Resesarcher that I am, I started to learn everything I could about the disease. There is a very active Parkinson’s Disease Support Group in our town, and we go to the meetings to learn what to do, what to expect. There is also a very active Parkinson’s Caregivers Support Group here, and there I absorb the experience, hope, and strength from long-time caregivers who have so much to teach me.
The Michael J. Fox Foundation is a wealth of information, including very well-moderated monthly webinars. This is only one of a half dozen excellent organizations, and there are regional and local resources as well. I am involved and drawing from them all.
I need to learn about this disease, this new roommate, this interloper in our lives, but as Parkinson’s affects everyone differently, I don’t want to look too far in the future. First, because it scares the crap out of me, and secondly, because that is not necessarily how it’s going to be for Al, for us.
Today I’m grateful that he is in good health, and we work toward maintaining that with exercise and good humor. He still fishes, golfs, rides his bike. The only medication he takes so far is to help him get a good night’s sleep. More medication is in his future, and we are not looking forward to dealing with the side effects.

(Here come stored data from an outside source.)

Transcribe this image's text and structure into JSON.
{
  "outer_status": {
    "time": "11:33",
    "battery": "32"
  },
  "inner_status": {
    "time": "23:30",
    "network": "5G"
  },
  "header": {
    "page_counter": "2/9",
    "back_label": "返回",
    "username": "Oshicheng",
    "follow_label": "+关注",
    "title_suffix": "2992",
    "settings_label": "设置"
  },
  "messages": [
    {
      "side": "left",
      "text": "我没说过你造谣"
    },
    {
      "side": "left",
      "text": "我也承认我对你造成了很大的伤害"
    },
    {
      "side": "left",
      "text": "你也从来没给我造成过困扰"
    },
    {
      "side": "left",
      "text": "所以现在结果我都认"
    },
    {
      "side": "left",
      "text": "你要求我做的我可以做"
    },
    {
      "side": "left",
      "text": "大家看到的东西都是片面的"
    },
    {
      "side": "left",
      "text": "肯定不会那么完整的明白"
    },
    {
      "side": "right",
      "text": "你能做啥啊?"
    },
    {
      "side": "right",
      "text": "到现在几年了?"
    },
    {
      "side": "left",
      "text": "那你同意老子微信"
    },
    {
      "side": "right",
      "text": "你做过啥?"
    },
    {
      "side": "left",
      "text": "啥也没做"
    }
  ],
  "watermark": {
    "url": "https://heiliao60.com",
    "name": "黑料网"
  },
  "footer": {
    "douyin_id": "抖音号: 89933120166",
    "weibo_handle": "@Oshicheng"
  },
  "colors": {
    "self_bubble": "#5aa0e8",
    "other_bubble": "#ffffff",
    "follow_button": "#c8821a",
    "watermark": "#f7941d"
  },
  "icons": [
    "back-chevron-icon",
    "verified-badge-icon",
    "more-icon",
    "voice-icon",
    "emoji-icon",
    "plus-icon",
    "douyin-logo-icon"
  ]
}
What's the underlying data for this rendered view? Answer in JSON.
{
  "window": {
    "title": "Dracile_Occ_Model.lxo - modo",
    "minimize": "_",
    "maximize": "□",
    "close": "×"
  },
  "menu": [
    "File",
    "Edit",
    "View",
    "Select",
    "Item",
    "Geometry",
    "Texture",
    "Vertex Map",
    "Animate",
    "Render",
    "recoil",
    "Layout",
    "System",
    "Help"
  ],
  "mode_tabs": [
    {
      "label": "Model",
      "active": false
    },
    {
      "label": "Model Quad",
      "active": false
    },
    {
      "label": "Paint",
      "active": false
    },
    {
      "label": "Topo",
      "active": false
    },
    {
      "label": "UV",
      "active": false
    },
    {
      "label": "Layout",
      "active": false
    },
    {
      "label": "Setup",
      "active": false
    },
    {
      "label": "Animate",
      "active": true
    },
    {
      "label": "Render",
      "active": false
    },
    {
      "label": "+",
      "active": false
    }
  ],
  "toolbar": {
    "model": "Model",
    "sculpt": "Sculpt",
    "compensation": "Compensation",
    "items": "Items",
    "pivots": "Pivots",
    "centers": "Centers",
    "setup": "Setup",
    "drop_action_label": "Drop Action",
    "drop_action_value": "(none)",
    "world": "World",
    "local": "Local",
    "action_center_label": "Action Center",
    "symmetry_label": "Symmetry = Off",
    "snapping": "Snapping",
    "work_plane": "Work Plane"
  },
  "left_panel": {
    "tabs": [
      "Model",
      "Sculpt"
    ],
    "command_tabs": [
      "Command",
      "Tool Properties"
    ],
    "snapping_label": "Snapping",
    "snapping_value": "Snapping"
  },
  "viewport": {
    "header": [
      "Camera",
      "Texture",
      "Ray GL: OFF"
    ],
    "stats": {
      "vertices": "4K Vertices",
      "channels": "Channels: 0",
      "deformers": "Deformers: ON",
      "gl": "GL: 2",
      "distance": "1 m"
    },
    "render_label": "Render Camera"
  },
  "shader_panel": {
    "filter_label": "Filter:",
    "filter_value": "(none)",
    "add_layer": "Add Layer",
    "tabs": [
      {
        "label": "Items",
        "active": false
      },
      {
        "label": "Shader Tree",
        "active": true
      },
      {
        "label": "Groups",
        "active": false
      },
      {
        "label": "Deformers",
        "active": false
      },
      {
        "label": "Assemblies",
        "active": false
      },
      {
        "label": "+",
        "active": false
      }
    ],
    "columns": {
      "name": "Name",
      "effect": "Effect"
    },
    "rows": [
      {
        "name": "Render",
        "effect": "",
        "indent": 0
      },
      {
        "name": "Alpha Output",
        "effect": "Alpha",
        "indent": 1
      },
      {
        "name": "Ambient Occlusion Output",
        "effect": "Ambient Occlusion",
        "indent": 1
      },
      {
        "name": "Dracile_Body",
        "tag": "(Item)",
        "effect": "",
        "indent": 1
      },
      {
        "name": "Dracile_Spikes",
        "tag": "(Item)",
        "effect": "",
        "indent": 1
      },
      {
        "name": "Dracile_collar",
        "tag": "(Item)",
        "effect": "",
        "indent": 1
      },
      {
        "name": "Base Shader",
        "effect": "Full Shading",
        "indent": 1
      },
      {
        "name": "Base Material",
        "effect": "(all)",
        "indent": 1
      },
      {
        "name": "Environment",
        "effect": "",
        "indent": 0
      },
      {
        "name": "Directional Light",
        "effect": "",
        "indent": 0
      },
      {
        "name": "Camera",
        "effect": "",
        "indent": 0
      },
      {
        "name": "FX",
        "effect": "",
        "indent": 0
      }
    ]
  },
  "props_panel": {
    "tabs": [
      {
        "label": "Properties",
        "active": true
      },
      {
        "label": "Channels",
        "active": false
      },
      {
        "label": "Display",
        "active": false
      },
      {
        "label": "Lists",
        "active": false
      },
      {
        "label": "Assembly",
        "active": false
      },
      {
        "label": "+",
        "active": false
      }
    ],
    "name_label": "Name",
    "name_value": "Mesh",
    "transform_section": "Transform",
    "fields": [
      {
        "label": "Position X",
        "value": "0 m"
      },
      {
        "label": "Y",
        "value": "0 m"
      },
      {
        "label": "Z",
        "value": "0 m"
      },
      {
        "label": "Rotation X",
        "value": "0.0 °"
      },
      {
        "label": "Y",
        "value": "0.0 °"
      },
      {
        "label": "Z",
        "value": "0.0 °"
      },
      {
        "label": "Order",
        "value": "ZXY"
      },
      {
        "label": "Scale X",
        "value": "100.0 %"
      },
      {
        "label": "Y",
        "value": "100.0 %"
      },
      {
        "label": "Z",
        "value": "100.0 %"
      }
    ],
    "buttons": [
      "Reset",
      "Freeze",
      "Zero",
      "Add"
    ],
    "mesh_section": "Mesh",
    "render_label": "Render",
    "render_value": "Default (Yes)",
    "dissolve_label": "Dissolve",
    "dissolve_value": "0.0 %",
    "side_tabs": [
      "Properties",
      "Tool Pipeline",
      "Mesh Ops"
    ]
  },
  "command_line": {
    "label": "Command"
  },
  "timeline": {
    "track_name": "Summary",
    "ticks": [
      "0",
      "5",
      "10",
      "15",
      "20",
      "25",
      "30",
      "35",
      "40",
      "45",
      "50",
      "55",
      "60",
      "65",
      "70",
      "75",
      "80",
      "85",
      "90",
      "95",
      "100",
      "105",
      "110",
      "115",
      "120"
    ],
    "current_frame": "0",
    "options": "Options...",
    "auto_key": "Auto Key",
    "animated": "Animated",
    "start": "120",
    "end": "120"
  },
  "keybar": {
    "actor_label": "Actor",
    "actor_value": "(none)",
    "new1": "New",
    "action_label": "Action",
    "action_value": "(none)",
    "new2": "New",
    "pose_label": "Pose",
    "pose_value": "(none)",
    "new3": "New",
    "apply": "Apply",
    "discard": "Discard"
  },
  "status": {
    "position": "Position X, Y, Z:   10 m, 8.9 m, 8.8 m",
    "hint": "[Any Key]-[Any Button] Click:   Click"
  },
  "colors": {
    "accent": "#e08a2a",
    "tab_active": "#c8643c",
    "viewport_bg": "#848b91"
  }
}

We are re-evaluating the things we want to do: trips he wants to take while he is still able to travel alone, trips I want to take while he is able to stay home by himself, trips we want to take while we are still able to travel together.
The irony is not lost on me that I, with zero patience, end up with a husband with Parkinson’s. But I have discovered that I can have patience. Right now I am concentrating on creating sweet moments for the two of us. That helps me stay on track. I can’t be impatient, bitchy, and resentful while simultaneously creating a sweet moment.
This blog has always been about my life–my life as a writer–and now much of my life is about Parkinson’s Disease. I won’t dedicate this blog to that, but I will post my own experience, strength, and hope as I move through this unexpected chapter.